What are the overhead power collection clearances above the highest point of rolling stock and allowing for compact catenary support under bridges and tunnels for 1.5-kv dc & 25-kv ac electrification?
I don’t know but it can’t be much more than the latch down height of the pantograph. They sit on insulators designed so the power doesn’t arc to the carbody. As one used to PRR clearances the pan compression on an IC commuter train always made me nervous.
For common carrier railroad…26’ for 25 kv and above, 24’3 for 25 kv and below…this is above top of rail (railcar height is not as much of an issue)

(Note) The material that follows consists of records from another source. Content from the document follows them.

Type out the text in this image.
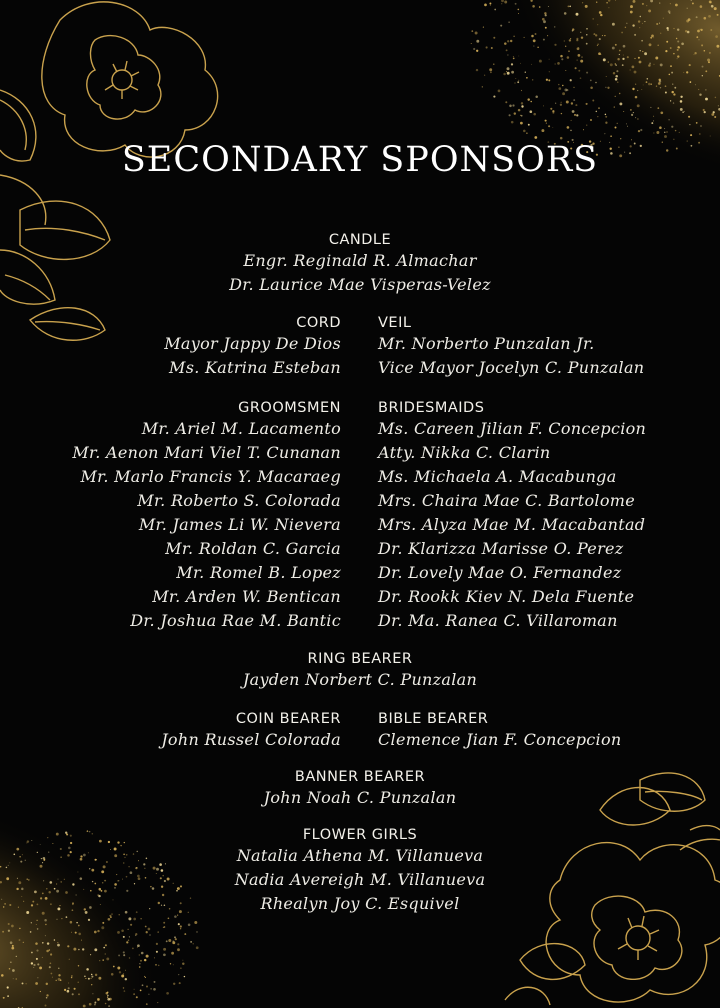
SECONDARY SPONSORS
CANDLE
Engr. Reginald R. Almachar
Dr. Laurice Mae Visperas-Velez
CORD
Mayor Jappy De Dios
Ms. Katrina Esteban
VEIL
Mr. Norberto Punzalan Jr.
Vice Mayor Jocelyn C. Punzalan
GROOMSMEN
Mr. Ariel M. Lacamento
Mr. Aenon Mari Viel T. Cunanan
Mr. Marlo Francis Y. Macaraeg
Mr. Roberto S. Colorada
Mr. James Li W. Nievera
Mr. Roldan C. Garcia
Mr. Romel B. Lopez
Mr. Arden W. Bentican
Dr. Joshua Rae M. Bantic
BRIDESMAIDS
Ms. Careen Jilian F. Concepcion
Atty. Nikka C. Clarin
Ms. Michaela A. Macabunga
Mrs. Chaira Mae C. Bartolome
Mrs. Alyza Mae M. Macabantad
Dr. Klarizza Marisse O. Perez
Dr. Lovely Mae O. Fernandez
Dr. Rookk Kiev N. Dela Fuente
Dr. Ma. Ranea C. Villaroman
RING BEARER
Jayden Norbert C. Punzalan
COIN BEARER
John Russel Colorada
BIBLE BEARER
Clemence Jian F. Concepcion
BANNER BEARER
John Noah C. Punzalan
FLOWER GIRLS
Natalia Athena M. Villanueva
Nadia Avereigh M. Villanueva
Rhealyn Joy C. Esquivel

With light rail equipment, it gets stranger as each entity bends the rules to suit their situation…look at the NEC and AREMA Ch. 33 to play the game. Especially in the approach to grounding bridges of less than the desired height.
I’m not an Electrical Engineer type and so will defer to anyone else who is and has better info - but I’ve been interested in this for a while. It’s hard to find good definitive statements, but here’s a summary of what I’ve come to understand:
‘Rule of thumb’ is about 1 centimeter (2.54 of those in an inch, so it’s a little over 3/8") per 1,000 volts, plus maybe a ‘constant’ of some small amount. So for the PRR’s 11 KV catenary, it can be as little as 11 cm = 4.5", say around 6". See also the photos of the catenary insulator mounts in the ex-PRR, now Amtrak tunnels under the North (Hudson) River into Manhattan, which are pretty ‘tight’ to the roof. Someplace I saw a discussion of how low the ‘graphs are on the SEPTA SilverLiners in the tunnels and at Suburban Station, and amazingly, it was in that same range - OK, about 9" instead - see the lengthy thread, of which this link is to Page 4 of 5, at: http://www.railroad.net/forums/viewtopic.php?f=72&t=57644&start=45 At the bottom of that page, that thread seems to address your question in the context of some SNCF equipment - there’s also some photos someplace else ‘on-line’ of Swiss or Scandanavian tunnels that are set-up for both voltages. I presume the same rule would apply for 1.5 KV DC which would be about 5/8" - say 2", and 10’’ - say 12’’ for the 25 KV AC.
There are also various manufactured insulated boards, strips, or panels that are installed between the Overhead Contact System (“OCS”) and the bridge structure or tunnel roof/ ceiling so that the ‘live’ wire will not ‘ground’ to them. With those, the wire can be mounted almost flush with the structure. One nuance that I’ve come to recognize, esp. with single-track arched-roof tunnels: The outer ends of the ‘horns’ on the pantographs are also ‘charged’ or 'li
Sounds pretty good, Paul; and gives me some idea. I was aware of the arched roof and track curve cant issues as well. My focus on minimums is for tight locations for segregated regional and intercity passenger trackage.
Another issue seems to be vertical curves. The Metra Electric has some 50 mph speed restrictions passing under low railroad viaducts on tangent track. I imagine the bottom curve would present a problem for the panograph to react quickly enough at higher speed.
Also, how the heck can there be a smooth curve in the contact wire instead of an abrupt change? Is that just a combination of length of the vertical curve radius and weight of catenary; or is there a trick?
The Philadelphia City Center railfan discussion didn’t help much.
For Metra Electric bi-levels with a 15’10" roof height, the contact wire may need to be nominally 16’2" to allow for ~3" bounce, sag, and track irregularities for 1.5-kv @ 5/8" per 1-kv… Would it be accurate to assume that going to 25-kv may require a nominal 22" air gap assuming the rating is for the rms voltage of alternating current? The resulting wire height would need to be 17’11" and 19’9" to the bottom of overhead structure.
As I recall the 25kV catenary at Summit (on the DL&W main in NJ) is 17-0 above top of rail; no idea whether it gets any lower than that elsewhere.